From a bottom-line standpoint, the company's strategy appears to be a winning one — at least in the short term. Vermont Teddy Bear said the media frenzy over the bears provided a big boost to sales during the Valentine season.
The company received 214,000 orders during January and the first half of February, a 33 percent increase from last year, though much of that growth was in the pajama line. The company has not said how many Crazy for You bears it sold.
The company's stock climbed while the Crazy For You controversy raged, from $6.45 at the beginning of January to $7.23 last week.
But there has been a personal cost to Robert, who joined Vermont Teddy Bear in 1995 and was appointed president and CEO two years later.
She resigned from the board of Vermont's largest hospital, Fletcher Allen Health Care, after both its chairman and CEO said disparaging the mentally ill is contrary to its mission.
Hoffman said there could be longer-term costs to the company. "The capitalist system has a way of punishing companies that misbehave, either through lost sales or because some segments of society no longer want to invest," he said.
To Howard Rubenstein, a New York public-relations executive, "the cost to them is dramatic. It hurts their reputation."

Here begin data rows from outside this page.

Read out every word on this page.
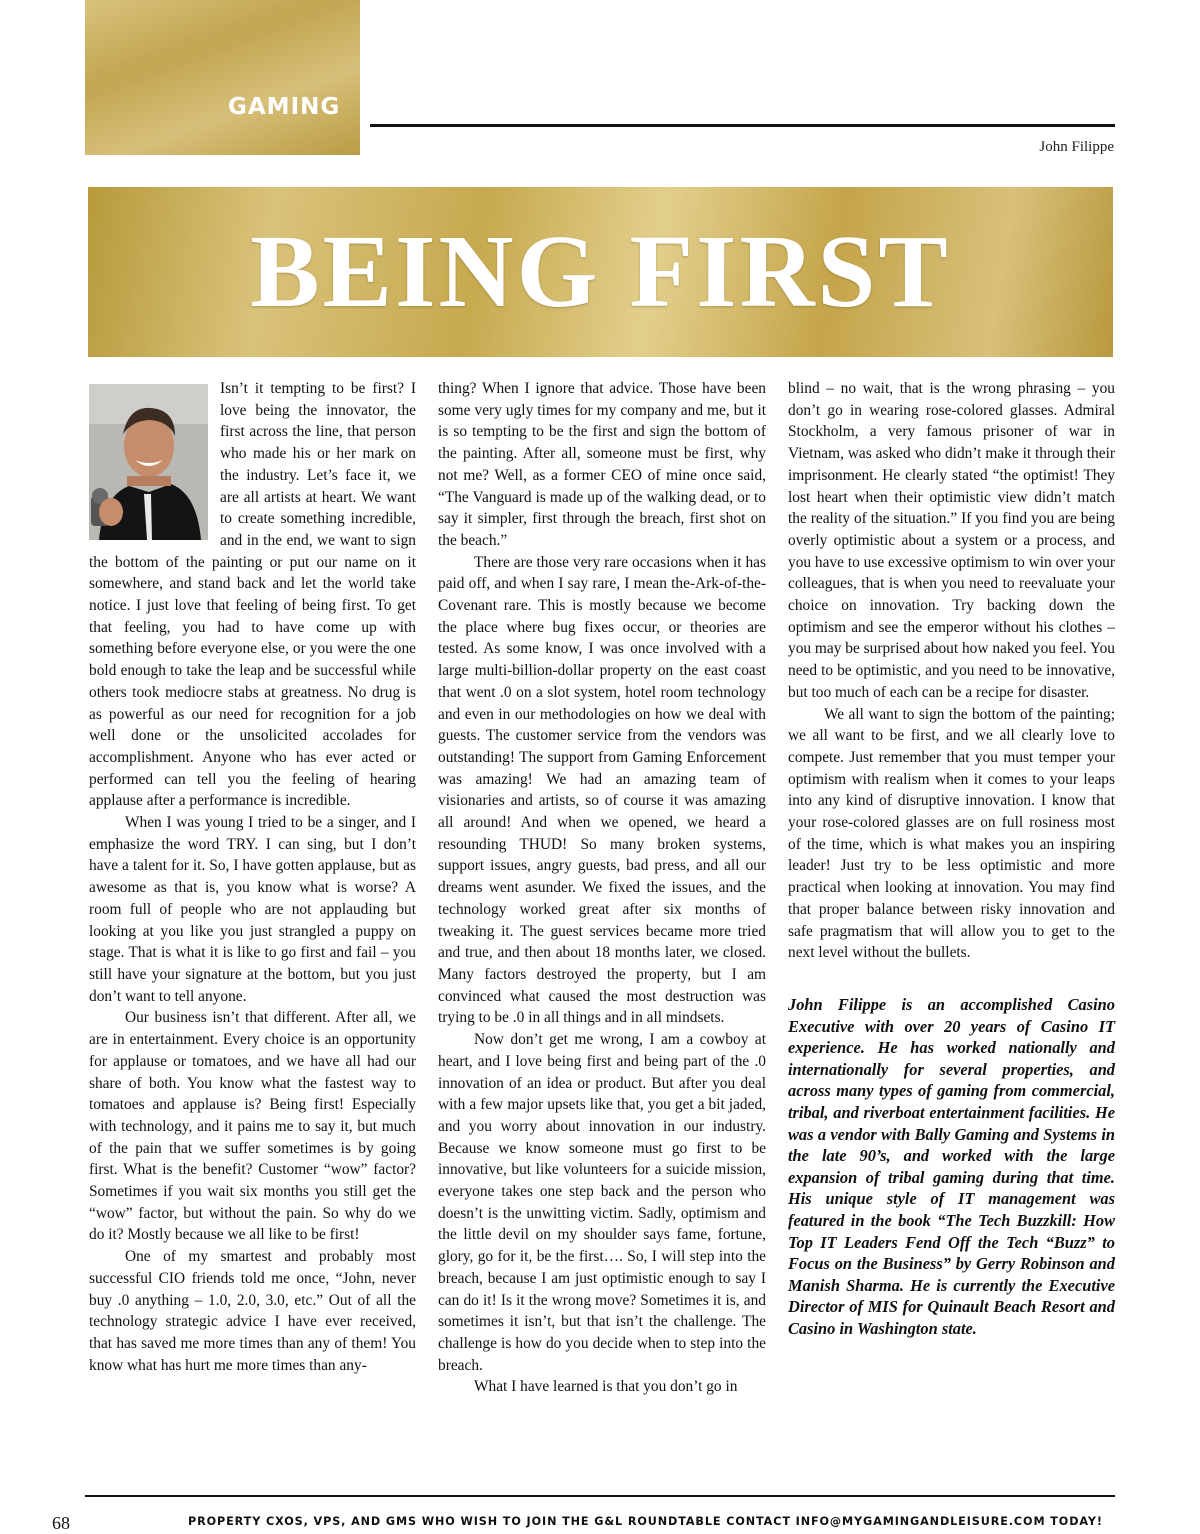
GAMING
John Filippe
BEING FIRST

Isn’t it tempting to be first? I love being the innovator, the first across the line, that person who made his or her mark on the industry. Let’s face it, we are all artists at heart. We want to create something incredible, and in the end, we want to sign the bottom of the painting or put our name on it somewhere, and stand back and let the world take notice. I just love that feeling of being first. To get that feeling, you had to have come up with something before everyone else, or you were the one bold enough to take the leap and be successful while others took mediocre stabs at greatness. No drug is as powerful as our need for recognition for a job well done or the unsolicited accolades for accomplishment. Anyone who has ever acted or performed can tell you the feeling of hearing applause after a performance is incredible.

When I was young I tried to be a singer, and I emphasize the word TRY. I can sing, but I don’t have a talent for it. So, I have gotten applause, but as awesome as that is, you know what is worse? A room full of people who are not applauding but looking at you like you just strangled a puppy on stage. That is what it is like to go first and fail – you still have your signature at the bottom, but you just don’t want to tell anyone.

Our business isn’t that different. After all, we are in entertainment. Every choice is an opportunity for applause or tomatoes, and we have all had our share of both. You know what the fastest way to tomatoes and applause is? Being first! Especially with technology, and it pains me to say it, but much of the pain that we suffer sometimes is by going first. What is the benefit? Customer “wow” factor? Sometimes if you wait six months you still get the “wow” factor, but without the pain. So why do we do it? Mostly because we all like to be first!

One of my smartest and probably most successful CIO friends told me once, “John, never buy .0 anything – 1.0, 2.0, 3.0, etc.” Out of all the technology strategic advice I have ever received, that has saved me more times than any of them! You know what has hurt me more times than any-

thing? When I ignore that advice. Those have been some very ugly times for my company and me, but it is so tempting to be the first and sign the bottom of the painting. After all, someone must be first, why not me? Well, as a former CEO of mine once said, “The Vanguard is made up of the walking dead, or to say it simpler, first through the breach, first shot on the beach.”

There are those very rare occasions when it has paid off, and when I say rare, I mean the-Ark-of-the-Covenant rare. This is mostly because we become the place where bug fixes occur, or theories are tested. As some know, I was once involved with a large multi-billion-dollar property on the east coast that went .0 on a slot system, hotel room technology and even in our methodologies on how we deal with guests. The customer service from the vendors was outstanding! The support from Gaming Enforcement was amazing! We had an amazing team of visionaries and artists, so of course it was amazing all around! And when we opened, we heard a resounding THUD! So many broken systems, support issues, angry guests, bad press, and all our dreams went asunder. We fixed the issues, and the technology worked great after six months of tweaking it. The guest services became more tried and true, and then about 18 months later, we closed. Many factors destroyed the property, but I am convinced what caused the most destruction was trying to be .0 in all things and in all mindsets.

Now don’t get me wrong, I am a cowboy at heart, and I love being first and being part of the .0 innovation of an idea or product. But after you deal with a few major upsets like that, you get a bit jaded, and you worry about innovation in our industry. Because we know someone must go first to be innovative, but like volunteers for a suicide mission, everyone takes one step back and the person who doesn’t is the unwitting victim. Sadly, optimism and the little devil on my shoulder says fame, fortune, glory, go for it, be the first…. So, I will step into the breach, because I am just optimistic enough to say I can do it! Is it the wrong move? Sometimes it is, and sometimes it isn’t, but that isn’t the challenge. The challenge is how do you decide when to step into the breach.

What I have learned is that you don’t go in

blind – no wait, that is the wrong phrasing – you don’t go in wearing rose-colored glasses. Admiral Stockholm, a very famous prisoner of war in Vietnam, was asked who didn’t make it through their imprisonment. He clearly stated “the optimist! They lost heart when their optimistic view didn’t match the reality of the situation.” If you find you are being overly optimistic about a system or a process, and you have to use excessive optimism to win over your colleagues, that is when you need to reevaluate your choice on innovation. Try backing down the optimism and see the emperor without his clothes – you may be surprised about how naked you feel. You need to be optimistic, and you need to be innovative, but too much of each can be a recipe for disaster.

We all want to sign the bottom of the painting; we all want to be first, and we all clearly love to compete. Just remember that you must temper your optimism with realism when it comes to your leaps into any kind of disruptive innovation. I know that your rose-colored glasses are on full rosiness most of the time, which is what makes you an inspiring leader! Just try to be less optimistic and more practical when looking at innovation. You may find that proper balance between risky innovation and safe pragmatism that will allow you to get to the next level without the bullets.

John Filippe is an accomplished Casino Executive with over 20 years of Casino IT experience. He has worked nationally and internationally for several properties, and across many types of gaming from commercial, tribal, and riverboat entertainment facilities. He was a vendor with Bally Gaming and Systems in the late 90’s, and worked with the large expansion of tribal gaming during that time. His unique style of IT management was featured in the book “The Tech Buzzkill: How Top IT Leaders Fend Off the Tech “Buzz” to Focus on the Business” by Gerry Robinson and Manish Sharma. He is currently the Executive Director of MIS for Quinault Beach Resort and Casino in Washington state.

68	PROPERTY CXOS, VPS, AND GMS WHO WISH TO JOIN THE G&L ROUNDTABLE CONTACT INFO@MYGAMINGANDLEISURE.COM TODAY!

Clarke Caywood, a professor of communications at Northwestern University in Evanston, Ill., said the company's stance "undercuts their goodwill, and they live on goodwill. They're trying to be warm and cuddly. What's warm and cuddly about a straitjacket?"
Does the old saw that any publicity is good publicity apply here? No, said Paul Argenti, who specializes in corporate reputations at the Tuck School of Business at Dartmouth College and hopes to use the controversy as a classroom case study.
"They're going to lose this battle eventually," he said. "It's just a question of when."